Tous les groupes nous ont dit qu'on pouvait faire ce que 61 visait sans avoir
le projet de loi n° 61. Première chose.
Deuxième chose, les doléances exprimées
par tous les acteurs, qu'ils soient du côté de l'entrepreneuriat, du côté des
syndicats ou du côté du Conseil du patronat, bien, elles sont à l'effet,
essentiellement, que : Voici, il y a tel, tel, tel problème. Je prends les...
tous les entrepreneurs sont venus nous dire que leur problème principal,
c'était une question d'assurance d'avoir des paiements en temps requis. On n'a
pas besoin de la loi n° 61 pour ça, il y a un décret de 2018 qui pourrait
en devenir une loi qui ferait le travail.

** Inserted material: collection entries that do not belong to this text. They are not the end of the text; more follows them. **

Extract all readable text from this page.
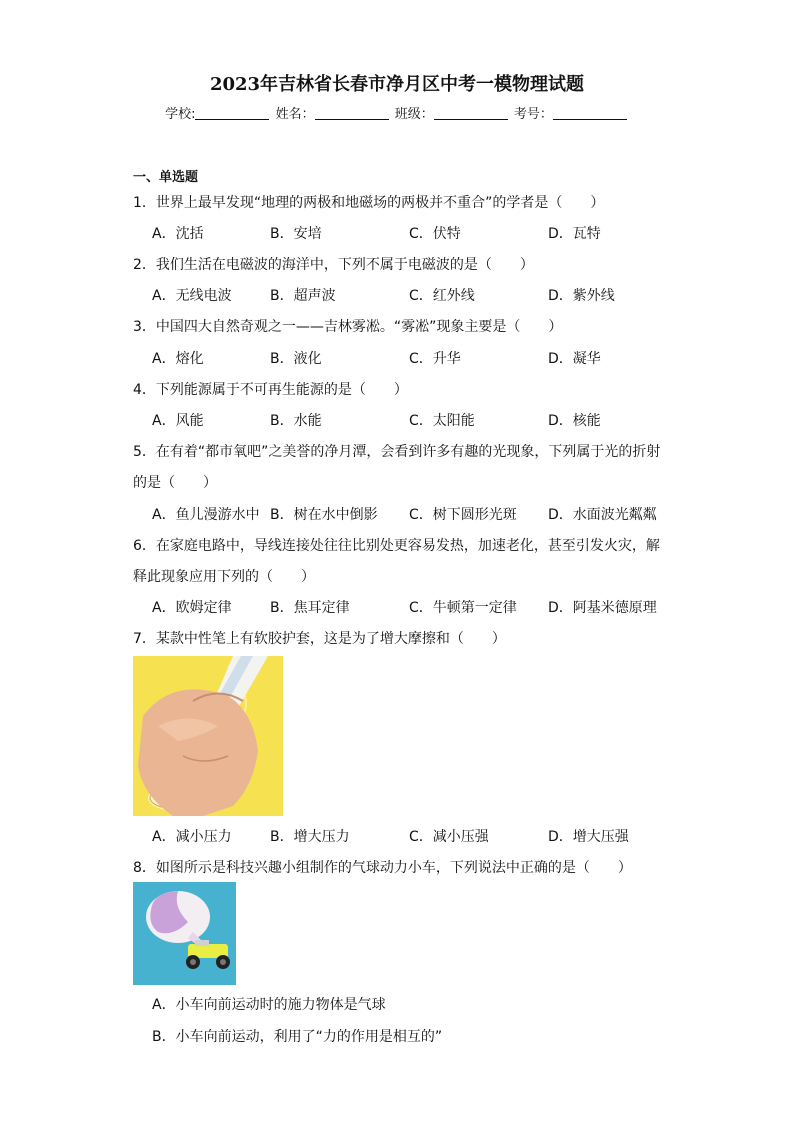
2023年吉林省长春市净月区中考一模物理试题
学校:	姓名：	班级：	考号：
一、单选题
1．世界上最早发现“地理的两极和地磁场的两极并不重合”的学者是（　　）
A．沈括	B．安培	C．伏特	D．瓦特
2．我们生活在电磁波的海洋中，下列不属于电磁波的是（　　）
A．无线电波	B．超声波	C．红外线	D．紫外线
3．中国四大自然奇观之一——吉林雾凇。“雾凇”现象主要是（　　）
A．熔化	B．液化	C．升华	D．凝华
4．下列能源属于不可再生能源的是（　　）
A．风能	B．水能	C．太阳能	D．核能
5．在有着“都市氧吧”之美誉的净月潭，会看到许多有趣的光现象，下列属于光的折射
的是（　　）
A．鱼儿漫游水中 B．树在水中倒影 C．树下圆形光斑 D．水面波光粼粼
6．在家庭电路中，导线连接处往往比别处更容易发热，加速老化，甚至引发火灾，解
释此现象应用下列的（　　）
A．欧姆定律	B．焦耳定律	C．牛顿第一定律 D．阿基米德原理
7．某款中性笔上有软胶护套，这是为了增大摩擦和（　　）
A．减小压力	B．增大压力	C．减小压强	D．增大压强
8．如图所示是科技兴趣小组制作的气球动力小车，下列说法中正确的是（　　）
A．小车向前运动时的施力物体是气球
B．小车向前运动，利用了“力的作用是相互的”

Du côté des villes et des entrepreneurs,
ils sont tous venus nous dire… nous parler des tracasseries de l'environnement.
Ils n'ont pas contesté la validité de la portée de la loi québécoise sur
l'environnement, ils ont critiqué avec force l'application de ces règles-là.

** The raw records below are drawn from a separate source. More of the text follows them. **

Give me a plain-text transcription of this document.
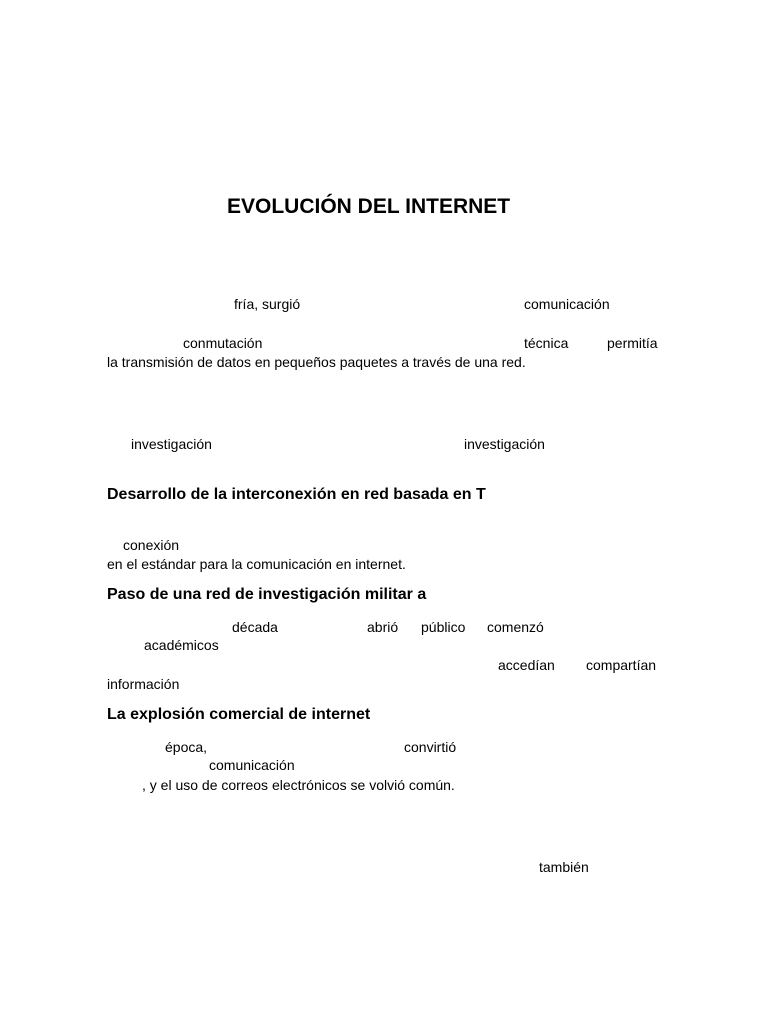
EVOLUCIÓN DEL INTERNET
fría, surgió	comunicación
conmutación	técnica	permitía
la transmisión de datos en pequeños paquetes a través de una red.
investigación	investigación
Desarrollo de la interconexión en red basada en T
conexión
en el estándar para la comunicación en internet.
Paso de una red de investigación militar a
década	abrió público comenzó
académicos
accedían compartían
información
La explosión comercial de internet
época,	convirtió
comunicación
, y el uso de correos electrónicos se volvió común.
también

Quand on écoute les villes et l'entrepreneuriat, ce n'est pas compliqué, ils
décrivent un État dysfonctionnel. Si l'État est dysfonctionnel, est-ce que
c'est à cause des règles ou c'est parce que les règles sont mal appliquées?

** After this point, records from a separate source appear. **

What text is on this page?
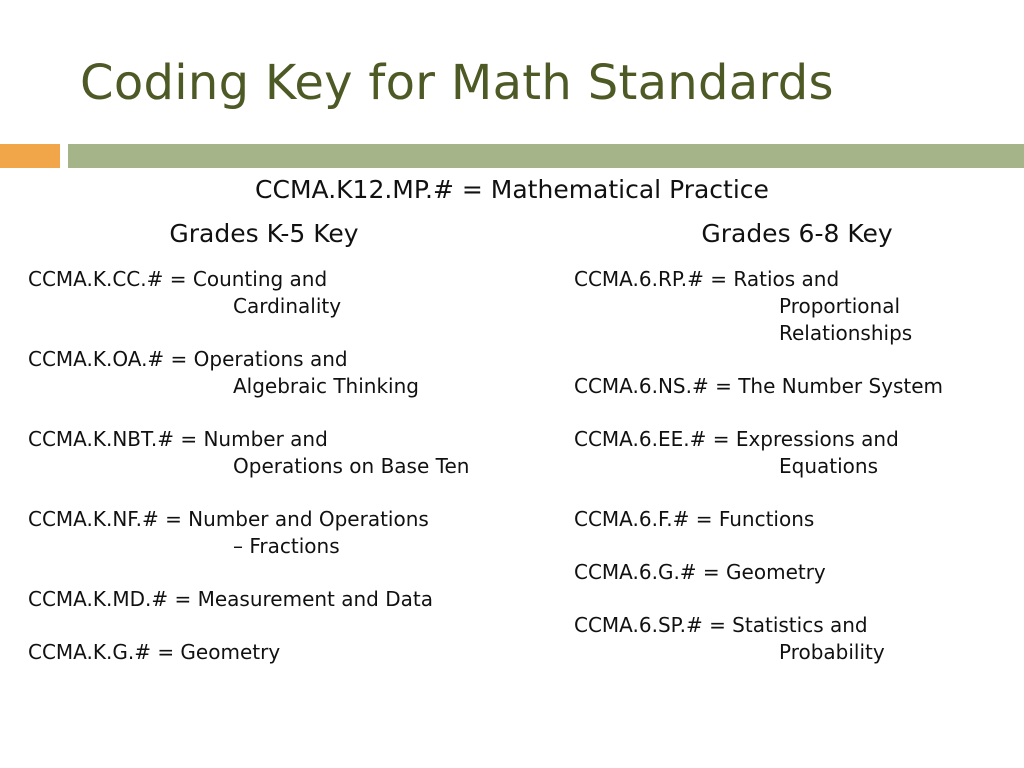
Coding Key for Math Standards
CCMA.K12.MP.# = Mathematical Practice
Grades K-5 Key	Grades 6-8 Key
CCMA.K.CC.# = Counting and
Cardinality
CCMA.K.OA.# = Operations and
Algebraic Thinking
CCMA.K.NBT.# = Number and
Operations on Base Ten
CCMA.K.NF.# = Number and Operations
– Fractions
CCMA.K.MD.# = Measurement and Data
CCMA.K.G.# = Geometry
CCMA.6.RP.# = Ratios and
Proportional
Relationships
CCMA.6.NS.# = The Number System
CCMA.6.EE.# = Expressions and
Equations
CCMA.6.F.# = Functions
CCMA.6.G.# = Geometry
CCMA.6.SP.# = Statistics and
Probability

Tous les exemples qui ont été donnés sont des exemples de dysfonction de
l'application. Alors, quand on souhaite avoir un allègement et que l'allègement
passe par un meilleur fonctionnement, ça ne permet pas d'aucune matière
d'attaquer le fondement de la loi.
Alors, ce que la CAQ propose,
essentiellement, c'est d'alléger les procédures, alléger la démarche
environnementale, par exemple, pour la rendre plus courte. La rendre plus
courte, dans la plupart des cas, va la rendre moins efficace. Alors, il y a une
différence entre critiquer l'application et vouloir avoir des lois qui vont
changer l'application de la loi et même la loi elle-même.
Alors, ça, ils sont tous venus dire ça. Les
syndicats sont venus nous dire : Regardez, on peut aller plus vite,
planifiez mieux, annoncez-les, vos projets, lancez-les, vos projets, lancez-les
dans le bon calendrier de façon à ce qu'on puisse utiliser l'année de
calendrier de façon plus efficace. De l'autre côté, les entrepreneurs nous
disent : On a des problèmes de liquidités parce que, contrairement aux
autres provinces, on n'a pas au Québec une loi qui fait en sorte que les
payeurs, incluant le gouvernement, paient dans les délais requis. Alors, ça, c'est
un autre exemple qu'on n'a pas besoin de la loi n° 61
pour appliquer quelque chose qu'on peut déjà appliquer. Il y a déjà un décret
depuis 2018.
Alors, quand on demande, par exemple, à
l'Association des constructeurs de routes : Oui, mais vous nous parlez
liquidités, vous ne nous parlez pas de la loi n° 61
comme telle; en quoi la loi n° 61 va-t-elle changer
les choses? Bien, écoutez, nous, là, on pense que c'est une bonne chose puis on
aimerait que ça soit permanent. Oui, mais qu'est-ce qu'il y a dans la loi n° 61, là, exactement, qui vient régler vos problèmes de
liquidités, de calendrier, et ainsi de suite? Bien, on n'a pas de réponse.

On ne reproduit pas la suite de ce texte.